The McPlant burger currently for sale is topped with cheese, lettuce, tomato, pickles, onions, mayonnaise, mustard and ketchup.

The item is cooked on the same grill as beef burgers, the company said, presenting a problem for those who are following a vegan diet. Restaurant Brands International Inc.-owned Burger King faced the same challenge in 2019 with its soy-based burgers cooked on the same broiler as beef and chicken. Other chains have done the same, but often allow customers to request a different grill or the microwave.

McPlant is available to roll out in other markets when they’re ready, McDonald’s said. The Sweden test will last until March 15, while the Denmark trial will run through April 12.

Key Market

Scandinavia is a key market for plant-based alternatives and one that consumer packaged goods companies have prioritized for roll-outs. In 2018, Unilever began selling vegan Magnum ice cream bars in Sweden and Finland.
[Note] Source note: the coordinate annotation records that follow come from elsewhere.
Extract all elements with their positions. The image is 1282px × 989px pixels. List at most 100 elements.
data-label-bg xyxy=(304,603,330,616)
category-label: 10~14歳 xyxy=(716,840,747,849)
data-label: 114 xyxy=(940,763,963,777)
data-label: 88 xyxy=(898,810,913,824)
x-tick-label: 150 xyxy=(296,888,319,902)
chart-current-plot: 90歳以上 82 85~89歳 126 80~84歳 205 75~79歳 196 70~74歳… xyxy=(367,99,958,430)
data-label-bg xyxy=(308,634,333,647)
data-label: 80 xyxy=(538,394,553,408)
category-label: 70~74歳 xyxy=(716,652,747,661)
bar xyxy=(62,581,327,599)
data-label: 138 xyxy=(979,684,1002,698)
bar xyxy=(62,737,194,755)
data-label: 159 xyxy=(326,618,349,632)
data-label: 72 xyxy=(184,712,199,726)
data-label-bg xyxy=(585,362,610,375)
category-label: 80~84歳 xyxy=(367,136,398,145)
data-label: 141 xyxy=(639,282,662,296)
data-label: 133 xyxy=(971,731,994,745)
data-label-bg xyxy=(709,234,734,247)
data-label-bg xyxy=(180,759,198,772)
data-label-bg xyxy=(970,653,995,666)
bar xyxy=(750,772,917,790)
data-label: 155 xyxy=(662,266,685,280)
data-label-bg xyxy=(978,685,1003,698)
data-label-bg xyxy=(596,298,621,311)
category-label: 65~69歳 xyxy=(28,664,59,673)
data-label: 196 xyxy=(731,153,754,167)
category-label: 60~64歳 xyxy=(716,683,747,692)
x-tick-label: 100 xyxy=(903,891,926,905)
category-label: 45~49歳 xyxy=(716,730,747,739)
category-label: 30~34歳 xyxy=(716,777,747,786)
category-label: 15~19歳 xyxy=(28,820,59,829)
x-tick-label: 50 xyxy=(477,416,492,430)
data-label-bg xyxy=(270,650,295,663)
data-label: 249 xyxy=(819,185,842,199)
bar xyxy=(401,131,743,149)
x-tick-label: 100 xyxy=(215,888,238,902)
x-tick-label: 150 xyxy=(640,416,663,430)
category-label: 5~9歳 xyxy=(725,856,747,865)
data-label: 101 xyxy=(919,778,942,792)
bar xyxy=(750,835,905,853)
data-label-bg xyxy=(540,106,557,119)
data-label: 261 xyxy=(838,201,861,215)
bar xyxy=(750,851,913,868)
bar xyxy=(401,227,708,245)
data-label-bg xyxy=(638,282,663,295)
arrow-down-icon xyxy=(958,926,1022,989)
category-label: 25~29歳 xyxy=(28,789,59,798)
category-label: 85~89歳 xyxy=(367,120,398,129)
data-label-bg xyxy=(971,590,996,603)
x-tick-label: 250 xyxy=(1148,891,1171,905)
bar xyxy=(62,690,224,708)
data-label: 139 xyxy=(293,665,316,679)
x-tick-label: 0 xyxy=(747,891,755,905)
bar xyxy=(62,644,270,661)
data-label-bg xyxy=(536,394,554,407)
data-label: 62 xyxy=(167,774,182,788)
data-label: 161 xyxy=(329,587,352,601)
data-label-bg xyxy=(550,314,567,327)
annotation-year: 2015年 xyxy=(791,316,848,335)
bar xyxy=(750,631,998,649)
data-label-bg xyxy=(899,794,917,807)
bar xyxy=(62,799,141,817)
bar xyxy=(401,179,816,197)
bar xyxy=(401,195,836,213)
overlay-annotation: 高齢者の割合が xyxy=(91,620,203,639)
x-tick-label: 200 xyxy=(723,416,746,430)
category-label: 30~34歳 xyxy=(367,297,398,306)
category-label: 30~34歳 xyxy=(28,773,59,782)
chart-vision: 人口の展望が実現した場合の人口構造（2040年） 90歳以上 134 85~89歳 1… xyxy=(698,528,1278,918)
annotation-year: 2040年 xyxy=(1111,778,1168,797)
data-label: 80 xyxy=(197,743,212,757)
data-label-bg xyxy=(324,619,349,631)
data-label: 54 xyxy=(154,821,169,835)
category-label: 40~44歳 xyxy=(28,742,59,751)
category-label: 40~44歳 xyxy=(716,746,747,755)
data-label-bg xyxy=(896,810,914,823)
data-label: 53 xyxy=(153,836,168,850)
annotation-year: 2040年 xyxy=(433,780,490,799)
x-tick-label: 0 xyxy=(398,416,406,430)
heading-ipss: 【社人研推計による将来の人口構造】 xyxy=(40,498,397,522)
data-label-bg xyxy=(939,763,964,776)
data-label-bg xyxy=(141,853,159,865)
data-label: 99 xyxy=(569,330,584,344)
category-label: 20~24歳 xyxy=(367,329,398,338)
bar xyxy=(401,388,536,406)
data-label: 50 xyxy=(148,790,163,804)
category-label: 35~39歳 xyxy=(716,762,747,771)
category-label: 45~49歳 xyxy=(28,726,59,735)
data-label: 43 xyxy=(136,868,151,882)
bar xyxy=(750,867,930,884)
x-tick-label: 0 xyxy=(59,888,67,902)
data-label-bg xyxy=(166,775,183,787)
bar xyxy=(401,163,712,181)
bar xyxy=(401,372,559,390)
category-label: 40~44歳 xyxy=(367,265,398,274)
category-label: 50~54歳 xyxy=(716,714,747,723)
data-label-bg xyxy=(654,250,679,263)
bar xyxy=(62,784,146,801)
While McDonald’s will source the McPlant patties for the tests through Beyond Meat, it didn’t specify the suppliers for future roll-outs. Beyond Meat referred questions to McDonald’s. The plant-based meat maker has said that it collaborated with McDonald’s but hasn’t offered many details of the arrangement.

McDonald’s Chief Executive Officer Chris Kempczinski has called plant-based food “an ongoing consumer trend.” The company will be “flexible” with McPlant, which could be sold as a burger, chicken item or breakfast sandwich, he said.